Las lámparas y las luces de aquel viejo salón en el que en tiempos, y quizá no fueran unos tiempos tan lejanos, se habían sentado fumando Rüya y él con libros y periódicos en las manos, resultaban tan insoportablemente llenas de recuerdos y tan insoportablemente dolorosas como las fotografías de un paraíso perdido que hubieran caído en manos de un periódico. No había el menor indicio ni huella de que Rüya hubiera vuelto ni pasado por casa. Los mismos olores y las mismas sombras que saludan tristemente al cansado marido que regresa al hogar. Galip abandonó los muebles silenciosos bajo la triste luz de las lámparas y fue al oscuro dormitorio por el oscuro pasillo. Se quitó el abrigo y se tumbó vestido sobre la cama, que encontró a tientas. Las luces de las lámparas del salón y las de las farolas, que se filtraban a través del pasillo, se convertían en el techo de la habitación en sombras demoníacas de delgado rostro.

Galip sabía perfectamente qué hacer cuando mucho más tarde se levantó de la cama. Leyó en el periódico la programación televisiva y se informó de las películas que se proyectaban en los cines de los alrededores y de su inmutable horario; lanzó una última ojeada al artículo de Celâl; abrió el frigorífico y se llenó el estómago con pan seco y con algunas aceitunas y algo de queso fresco que sacó de él y que ya mostraban los primeros indicios de putrefacción. Metió algunos recortes de periódico que escogió al azar en un enorme sobre que encontró en el armario de Rüya, escribió sobre él el nombre de Celâl y se lo llevó consigo. Salió de casa a las diez y cuarto y comenzó a esperar frente al edificio Sehrikalp, aunque esta vez algo más allá.

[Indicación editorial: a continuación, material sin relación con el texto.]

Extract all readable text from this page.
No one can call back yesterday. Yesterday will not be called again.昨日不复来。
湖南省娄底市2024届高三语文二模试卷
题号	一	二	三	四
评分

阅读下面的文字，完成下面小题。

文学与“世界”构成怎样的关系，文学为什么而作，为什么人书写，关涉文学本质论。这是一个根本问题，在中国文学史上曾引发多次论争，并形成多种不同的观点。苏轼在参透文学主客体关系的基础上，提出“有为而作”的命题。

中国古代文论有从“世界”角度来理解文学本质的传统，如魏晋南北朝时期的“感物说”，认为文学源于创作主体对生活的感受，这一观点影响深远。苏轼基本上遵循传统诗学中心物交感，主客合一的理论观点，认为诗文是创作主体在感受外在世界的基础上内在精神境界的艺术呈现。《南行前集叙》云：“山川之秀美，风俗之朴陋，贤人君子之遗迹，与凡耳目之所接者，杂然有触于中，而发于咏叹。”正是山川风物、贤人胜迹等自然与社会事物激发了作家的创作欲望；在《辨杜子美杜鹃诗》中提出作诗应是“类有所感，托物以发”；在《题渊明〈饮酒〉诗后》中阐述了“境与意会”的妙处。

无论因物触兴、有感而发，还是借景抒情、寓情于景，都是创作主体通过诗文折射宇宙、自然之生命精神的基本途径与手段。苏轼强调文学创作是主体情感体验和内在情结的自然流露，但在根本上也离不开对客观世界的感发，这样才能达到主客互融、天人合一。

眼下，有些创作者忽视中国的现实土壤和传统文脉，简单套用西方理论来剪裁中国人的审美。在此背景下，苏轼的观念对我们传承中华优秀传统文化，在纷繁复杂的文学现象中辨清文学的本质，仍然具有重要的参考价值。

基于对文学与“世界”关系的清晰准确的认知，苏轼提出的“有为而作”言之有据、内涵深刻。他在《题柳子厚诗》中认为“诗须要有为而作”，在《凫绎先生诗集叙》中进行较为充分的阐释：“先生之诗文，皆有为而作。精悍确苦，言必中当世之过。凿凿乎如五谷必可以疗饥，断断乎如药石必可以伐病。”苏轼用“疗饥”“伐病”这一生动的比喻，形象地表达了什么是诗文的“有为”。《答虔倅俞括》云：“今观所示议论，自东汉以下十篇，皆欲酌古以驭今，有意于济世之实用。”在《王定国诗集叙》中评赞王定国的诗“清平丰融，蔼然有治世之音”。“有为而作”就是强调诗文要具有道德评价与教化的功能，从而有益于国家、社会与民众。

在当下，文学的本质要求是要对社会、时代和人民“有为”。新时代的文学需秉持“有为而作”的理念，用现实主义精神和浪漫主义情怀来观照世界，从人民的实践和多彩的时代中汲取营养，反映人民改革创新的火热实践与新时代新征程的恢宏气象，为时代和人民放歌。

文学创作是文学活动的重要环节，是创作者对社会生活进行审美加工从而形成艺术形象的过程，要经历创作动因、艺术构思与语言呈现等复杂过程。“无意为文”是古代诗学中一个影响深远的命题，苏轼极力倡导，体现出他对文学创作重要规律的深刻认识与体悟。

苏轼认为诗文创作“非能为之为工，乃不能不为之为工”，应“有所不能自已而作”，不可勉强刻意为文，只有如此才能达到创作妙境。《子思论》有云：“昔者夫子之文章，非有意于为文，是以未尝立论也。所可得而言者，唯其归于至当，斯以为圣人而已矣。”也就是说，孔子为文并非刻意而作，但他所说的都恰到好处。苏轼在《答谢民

No mucho tiempo después, se encendieron las luces de la escalera e Ismail, el portero de la casa desde hacía cuarenta años, sacó los cubos de basura llevando un cigarrillo en la comisura de los labios y comenzó a vaciarlos en el enorme contenedor que había junto al alto castaño. Galip cruzó la calle.

– Hola, señor Ismail. He venido a dejar este sobre a Celâl.

– ¡Ah, Galip! -le dijo el hombre con la alegría y la desconfianza del director de instituto que reconoce años después a un antiguo alumno-. Pero Celâl no está aquí.

– Lo sé, sé que está aquí pero yo tampoco se lo he dicho a nadie -replicó Galip entrando en el edificio con paso decidido-. Y ten cuidado, no se lo digas a nadie más. Me dijo que le dejara este sobre abajo, al señor Ismail.

Galip descendió por las escaleras, que llevaban cuarenta años oliendo a gas ciudad y a aceite refrito, y entró en la portería. Kamer, la mujer de Ismail, estaba sentada en el mismo sillón y veía la televisión, que estaba sobre la mesita donde en tiempos había estado la radio.

– Kamer, mira quién ha venido -dijo Galip. -¡Ah! -la mujer se puso en pie y se besaron-. Te has olvidado de nosotros.